Rute Jakarta-Phnom Penh ini merupakan rute internasional baru yang ketiga di tahun ini setelah Surabaya-Kuala Lumpur dan Jakarta-Kuala Lumpur. Citilink juga memiliki penerbangan komersial ke Penang, Dili dan Timor Leste. Vice President of Corporate Strategy Heriyanto menyatakan Citilink adalah premium LCC yang menyajikan makan dan wifi gratis selama penerbangan.
KBRI Phnom Penh terus bekerja untuk meyakinkan maskapai penerbangan dari Indonesia untuk membuka penerbangan langsung ke Kamboja.
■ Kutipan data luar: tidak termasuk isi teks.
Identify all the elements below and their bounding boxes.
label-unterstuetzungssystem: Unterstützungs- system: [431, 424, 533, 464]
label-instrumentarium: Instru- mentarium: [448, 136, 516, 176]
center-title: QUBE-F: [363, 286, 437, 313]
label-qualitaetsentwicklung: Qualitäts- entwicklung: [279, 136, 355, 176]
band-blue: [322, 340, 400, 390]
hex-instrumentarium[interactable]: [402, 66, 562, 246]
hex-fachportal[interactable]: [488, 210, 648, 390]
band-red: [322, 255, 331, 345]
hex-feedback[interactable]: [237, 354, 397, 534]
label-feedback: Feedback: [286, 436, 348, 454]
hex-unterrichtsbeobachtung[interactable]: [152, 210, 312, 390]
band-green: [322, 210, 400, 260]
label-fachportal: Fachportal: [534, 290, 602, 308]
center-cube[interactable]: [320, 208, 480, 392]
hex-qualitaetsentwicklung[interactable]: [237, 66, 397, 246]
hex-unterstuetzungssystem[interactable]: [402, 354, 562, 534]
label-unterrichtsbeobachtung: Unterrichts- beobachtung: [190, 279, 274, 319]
Pada 2018, lebih dari delapan ribu warga Kamboja mengunjungi Indonesia dan lebih dari 55 ribu warga Indonesia berkunjung ke Kamboja. Penerbangan ini juga merupakan sebuah terobosan untuk menyediakan rute yang cepat dan mudah bagi lebih dari 3.500 penduduk Indonesia yang tinggal di Kamboja.
Baca juga: Setelah 45 Tahun, Jalur Kereta Api Kamboja-Thailand Dibuka dengan Sejumlah Syarat
Dengan pertimbangan di atas, maka tanpa keraguan kedua negara perlu bekerja sama untuk meningkatkan destinasi pariwisata mereka dan memperluas kerja sama demi kepentingan kedua negara.
Adanya penerbangan langsung dari Citilink ini, bisa dikatakan melampaui Garuda Indonesia yang memiliki penerbangan tidak langsung menuju ke Phnom Penh (transit melalui Bangkok) serta melakukan code share dengan Bangkok Airways. Bersama Bangkok Airways, Garuda Indonesia melayani penerbangan 4x seminggu ke Phnom Pehn.